Warung itu telah jadi sahabat orang-orang berhati gerimis. Apalagi jika mereka sedang dimabuk cinta, patah hati, kecewa, atau ingin menepi dari keriuhan, berada di warung itu jadi semacam pelipur. Acap pula terjadi, mereka yang pertama kali ke danau itu dan tak tahu kisah Warung Gerimis, tak sadar telah melihat bahkan singgah di warung itu. Setelah mendengar cerita dari orang lain, terperanjatlah mereka.
Hari-hari berdesingan. Hidup habis dilumat hiruk-pikuk dan rutinitas. Tiada yang ganjil di sekitar Warung Gerimis. Tiada pula yang mengusiknya. Semua berjalan biasa saja. Orang-orang datang dan pergi ke sana. Ia bagai memiliki magnet kuat. Kisah Warung Gerimis tetap hidup, jadi bagian sah danau itu. Orang-orang berhati gerimis akan menyimpannya dalam ingatan.
Jika merasa hatimu gerimis, musim hujan kelak sempatkanlah melancong ke danau itu. Mohon maklum jika jalan menuju danau rusak parah. Bila langit murung dan awan hitam merubung, jangan abai mengarahkan pandang ke tepi danau.
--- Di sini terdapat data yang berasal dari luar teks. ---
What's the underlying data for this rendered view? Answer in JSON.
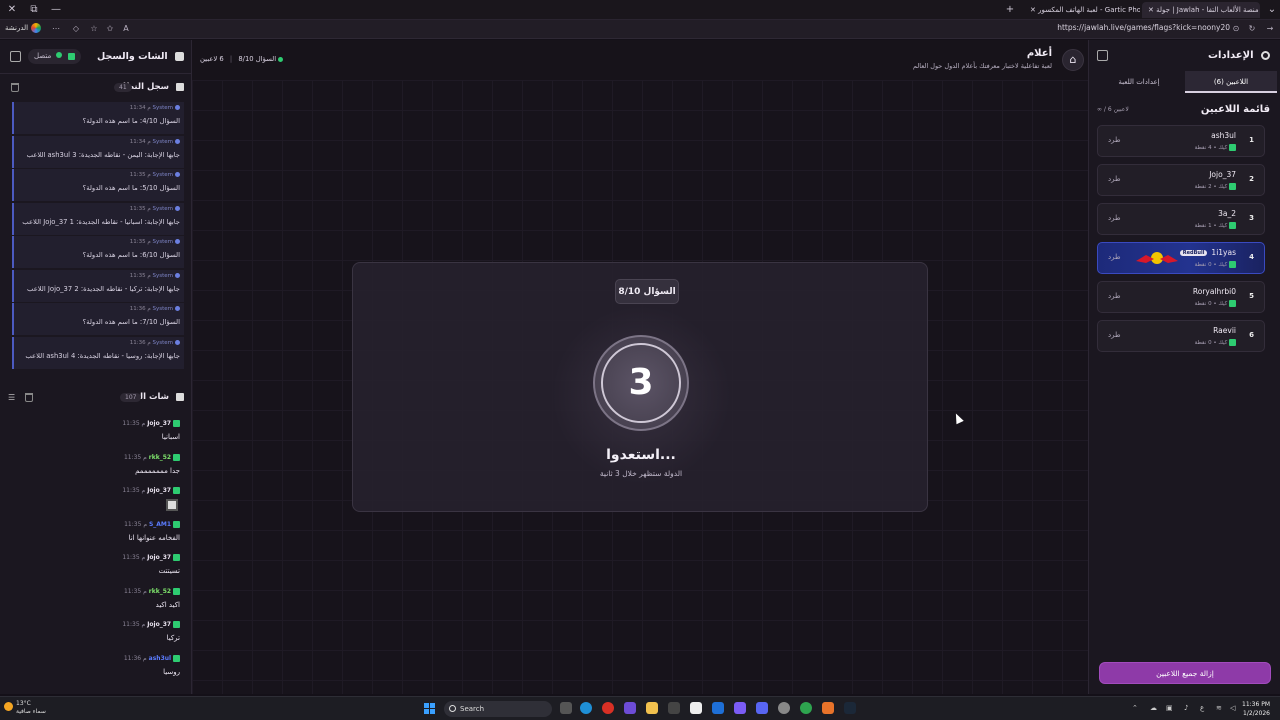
{
  "browser": {
    "tabs": [
      {
        "label": "جولة | Jawlah - منصة الألعاب التفا",
        "active": true
      },
      {
        "label": "لعبة الهاتف المكسور - Gartic Phone",
        "active": false
      }
    ],
    "url": "https://jawlah.live/games/flags?kick=noony20",
    "profile_label": "الدرنشة"
  },
  "left_panel": {
    "title": "الشات والسجل",
    "status": "متصل",
    "system_log": {
      "title": "سجل النظام",
      "count": "41",
      "items": [
        {
          "sender": "System",
          "time": "11:34 م",
          "text": "السؤال 4/10: ما اسم هذه الدولة؟"
        },
        {
          "sender": "System",
          "time": "11:34 م",
          "text": "اللاعب ash3ul جابها الإجابة: اليمن - نقاطه الجديدة: 3"
        },
        {
          "sender": "System",
          "time": "11:35 م",
          "text": "السؤال 5/10: ما اسم هذه الدولة؟"
        },
        {
          "sender": "System",
          "time": "11:35 م",
          "text": "اللاعب Jojo_37 جابها الإجابة: اسبانيا - نقاطه الجديدة: 1"
        },
        {
          "sender": "System",
          "time": "11:35 م",
          "text": "السؤال 6/10: ما اسم هذه الدولة؟"
        },
        {
          "sender": "System",
          "time": "11:35 م",
          "text": "اللاعب Jojo_37 جابها الإجابة: تركيا - نقاطه الجديدة: 2"
        },
        {
          "sender": "System",
          "time": "11:36 م",
          "text": "السؤال 7/10: ما اسم هذه الدولة؟"
        },
        {
          "sender": "System",
          "time": "11:36 م",
          "text": "اللاعب ash3ul جابها الإجابة: روسيا - نقاطه الجديدة: 4"
        }
      ]
    },
    "chat": {
      "title": "شات البث",
      "count": "107",
      "items": [
        {
          "user": "Jojo_37",
          "time": "11:35 م",
          "text": "اسبانيا",
          "color": "#e8e2ee"
        },
        {
          "user": "rkk_52",
          "time": "11:35 م",
          "text": "جدا مممممممم",
          "color": "#7ee36b"
        },
        {
          "user": "Jojo_37",
          "time": "11:35 م",
          "text": "",
          "color": "#e8e2ee"
        },
        {
          "user": "S_AM1",
          "time": "11:35 م",
          "text": "الفخامه عنوانها انا",
          "color": "#5b7cff"
        },
        {
          "user": "Jojo_37",
          "time": "11:35 م",
          "text": "تسيتتت",
          "color": "#e8e2ee"
        },
        {
          "user": "rkk_52",
          "time": "11:35 م",
          "text": "اكيد اكيد",
          "color": "#7ee36b"
        },
        {
          "user": "Jojo_37",
          "time": "11:35 م",
          "text": "تركيا",
          "color": "#e8e2ee"
        },
        {
          "user": "ash3ul",
          "time": "11:36 م",
          "text": "روسيا",
          "color": "#5b7cff"
        }
      ]
    }
  },
  "header": {
    "title": "أعلام",
    "subtitle": "لعبة تفاعلية لاختبار معرفتك بأعلام الدول حول العالم",
    "question_indicator": "السؤال 8/10",
    "players_indicator": "6 لاعبين"
  },
  "stage": {
    "question_label": "السؤال 8/10",
    "countdown": "3",
    "heading": "استعدوا...",
    "subtext": "الدولة ستظهر خلال 3 ثانية"
  },
  "right_panel": {
    "title": "الإعدادات",
    "tabs": [
      "اللاعبين (6)",
      "إعدادات اللعبة"
    ],
    "list_title": "قائمة اللاعبين",
    "list_count": "∞ / 6 لاعبين",
    "kick_label": "طرد",
    "players": [
      {
        "rank": "1",
        "name": "ash3ul",
        "stats": "كيك • 4 نقطة"
      },
      {
        "rank": "2",
        "name": "Jojo_37",
        "stats": "كيك • 2 نقطة"
      },
      {
        "rank": "3",
        "name": "3a_2",
        "stats": "كيك • 1 نقطة"
      },
      {
        "rank": "4",
        "name": "1i1yas",
        "stats": "كيك • 0 نقطة",
        "badge": "RedBull"
      },
      {
        "rank": "5",
        "name": "Roryalhrbi0",
        "stats": "كيك • 0 نقطة"
      },
      {
        "rank": "6",
        "name": "Raevii",
        "stats": "كيك • 0 نقطة"
      }
    ],
    "remove_all": "إزالة جميع اللاعبين"
  },
  "taskbar": {
    "weather_temp": "13°C",
    "weather_desc": "سماء صافية",
    "search_label": "Search",
    "time": "11:36 PM",
    "date": "1/2/2026",
    "lang": "ع"
  },
  "colors": {
    "accent": "#8e3aa8",
    "online": "#2ecc71",
    "system": "#6b7fe0"
  }
}
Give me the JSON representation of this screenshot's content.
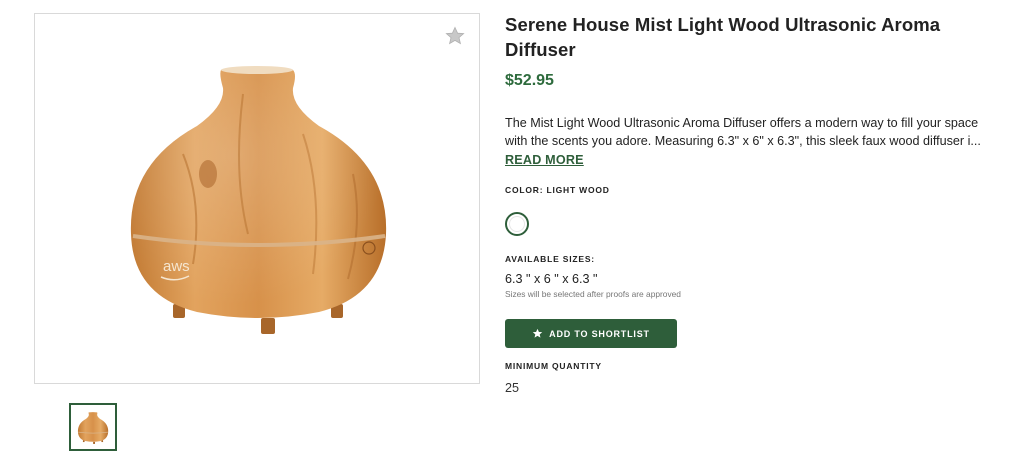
{
  "product": {
    "title": "Serene House Mist Light Wood Ultrasonic Aroma Diffuser",
    "price": "$52.95",
    "description": "The Mist Light Wood Ultrasonic Aroma Diffuser offers a modern way to fill your space with the scents you adore. Measuring 6.3\" x 6\" x 6.3\", this sleek faux wood diffuser i...",
    "read_more_label": "READ MORE",
    "image_logo_text": "aws"
  },
  "color": {
    "label": "COLOR: LIGHT WOOD",
    "swatch_color": "#ffffff"
  },
  "sizes": {
    "label": "AVAILABLE SIZES:",
    "value": "6.3 \" x 6 \" x 6.3 \"",
    "note": "Sizes will be selected after proofs are approved"
  },
  "actions": {
    "shortlist_label": "ADD TO SHORTLIST",
    "shortlist_icon": "star-icon"
  },
  "quantity": {
    "label": "MINIMUM QUANTITY",
    "value": "25"
  },
  "icons": {
    "favorite": "star-outline-icon"
  },
  "colors": {
    "accent": "#2e5e3a",
    "price": "#2e6b3d",
    "wood_light": "#e0a058",
    "wood_dark": "#b86f2a"
  }
}
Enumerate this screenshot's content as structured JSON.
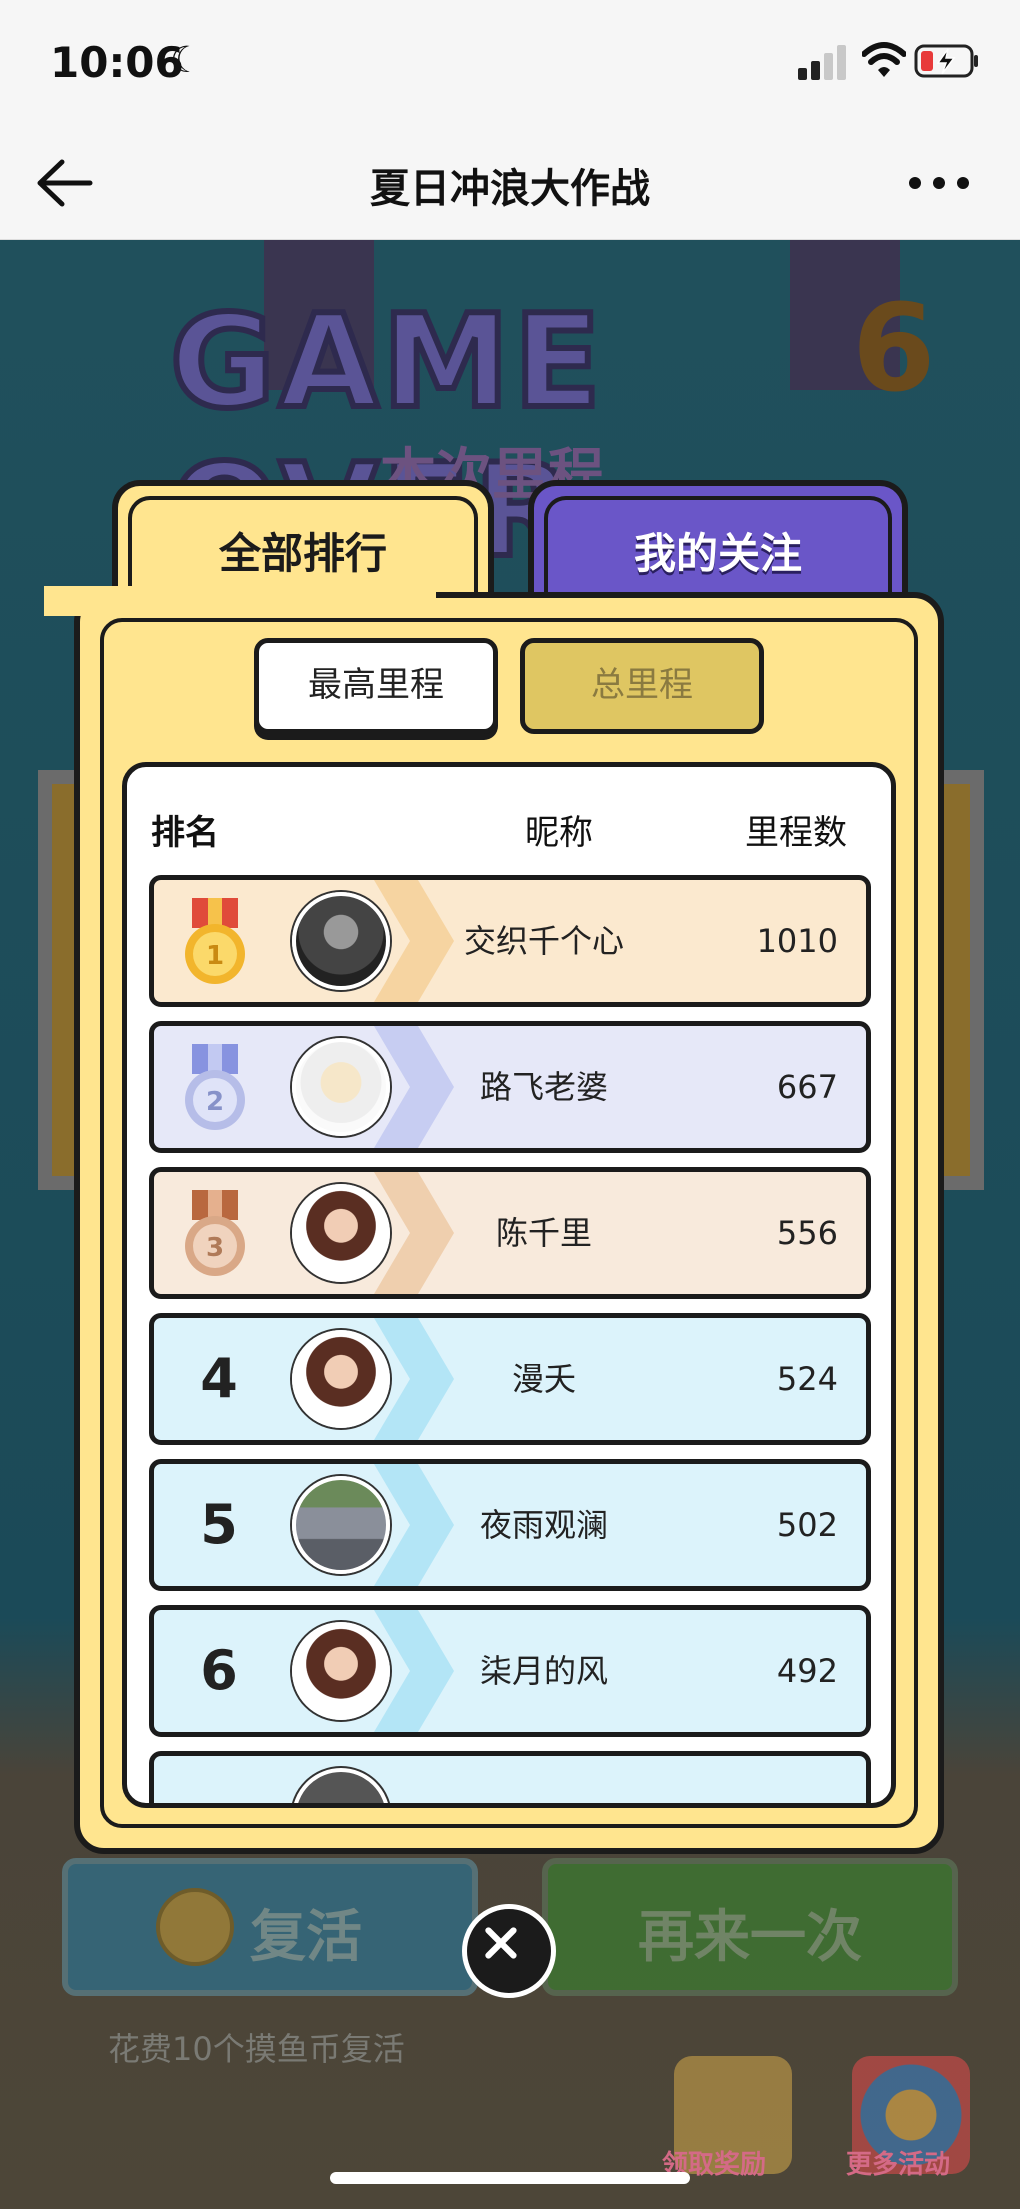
{
  "status_bar": {
    "time": "10:06",
    "moon_icon": "moon-icon",
    "signal_icon": "cellular-signal-icon",
    "wifi_icon": "wifi-icon",
    "battery_icon": "battery-low-icon"
  },
  "nav": {
    "title": "夏日冲浪大作战",
    "back_icon": "back-arrow-icon",
    "more_icon": "more-dots-icon"
  },
  "background": {
    "game_over": "GAME OVER",
    "score_digit": "6",
    "mileage_label": "本次里程"
  },
  "tabs": [
    {
      "label": "全部排行",
      "active": true
    },
    {
      "label": "我的关注",
      "active": false
    }
  ],
  "subtabs": [
    {
      "label": "最高里程",
      "active": true
    },
    {
      "label": "总里程",
      "active": false
    }
  ],
  "columns": {
    "rank": "排名",
    "nickname": "昵称",
    "distance": "里程数"
  },
  "rows": [
    {
      "rank": "1",
      "medal": "gold-medal-icon",
      "nickname": "交织千个心",
      "distance": "1010",
      "bg": "#fbe9cf",
      "chev": "#f6d4a1"
    },
    {
      "rank": "2",
      "medal": "silver-medal-icon",
      "nickname": "路飞老婆",
      "distance": "667",
      "bg": "#e6e8f8",
      "chev": "#c7cdf2"
    },
    {
      "rank": "3",
      "medal": "bronze-medal-icon",
      "nickname": "陈千里",
      "distance": "556",
      "bg": "#f8eadc",
      "chev": "#efcfae"
    },
    {
      "rank": "4",
      "nickname": "漫夭",
      "distance": "524",
      "bg": "#dcf3fb",
      "chev": "#b3e5f6"
    },
    {
      "rank": "5",
      "nickname": "夜雨观澜",
      "distance": "502",
      "bg": "#dcf3fb",
      "chev": "#b3e5f6"
    },
    {
      "rank": "6",
      "nickname": "柒月的风",
      "distance": "492",
      "bg": "#dcf3fb",
      "chev": "#b3e5f6"
    }
  ],
  "buttons": {
    "revive": "复活",
    "retry": "再来一次",
    "close_icon": "close-x-icon",
    "coin_icon": "fish-coin-icon"
  },
  "hint": "花费10个摸鱼币复活",
  "corner": {
    "rewards": "领取奖励",
    "more": "更多活动",
    "rewards_icon": "treasure-chest-icon",
    "more_icon": "beach-ball-icon"
  }
}
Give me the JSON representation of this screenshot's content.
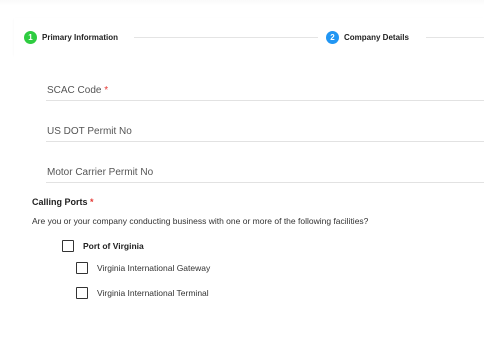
{
  "stepper": {
    "steps": [
      {
        "number": "1",
        "label": "Primary Information",
        "color": "#2ecc40",
        "status": "completed"
      },
      {
        "number": "2",
        "label": "Company Details",
        "color": "#2196f3",
        "status": "active"
      }
    ]
  },
  "form": {
    "fields": [
      {
        "label": "SCAC Code",
        "required_mark": " *",
        "value": ""
      },
      {
        "label": "US DOT Permit No",
        "value": ""
      },
      {
        "label": "Motor Carrier Permit No",
        "value": ""
      }
    ],
    "calling_ports": {
      "title": "Calling Ports",
      "required_mark": " *",
      "question": "Are you or your company conducting business with one or more of the following facilities?",
      "parent": {
        "label": "Port of Virginia",
        "checked": false
      },
      "children": [
        {
          "label": "Virginia International Gateway",
          "checked": false
        },
        {
          "label": "Virginia International Terminal",
          "checked": false
        }
      ]
    }
  },
  "colors": {
    "required": "#e53935",
    "step_complete": "#2ecc40",
    "step_active": "#2196f3"
  }
}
Siapa tahu kau mujur, bisa melihat Warung Gerimis muncul. Namun jika berbulan-bulan ke depan baru pergi ke sana, mungkin kau akan kecewa. Sebab telah santer kabar beredar, sejumlah orang berduit dari kota; cukong, pengacara, dan pejabat, telah mengincar tanah di sekitar danau itu.
Bandar Lampung 2011
- Warung Gerimis - 27 May 2016
Fahrizal Mukhdar
luar biasa, ceritanya membius … saya hatinya hujan lebe ;(
widy benny
Awesome. Ini beneran ada, Mas? 😁😂. Saya berhati gerimis lo. (loh?).😁
Chatrina Darros
Kalau boleh jujur, saya sudah babak belur, terjatuh, terbangun kembali ketika membaca alur ceritanya. Keren. Saya hampir putus asa mencari di mana “part” saya akan ditampar. Ternyata saya mendapat hantaman cukup keras hingga tersungkur ketika membaca bagian akhir. Tulisan yang cerdas.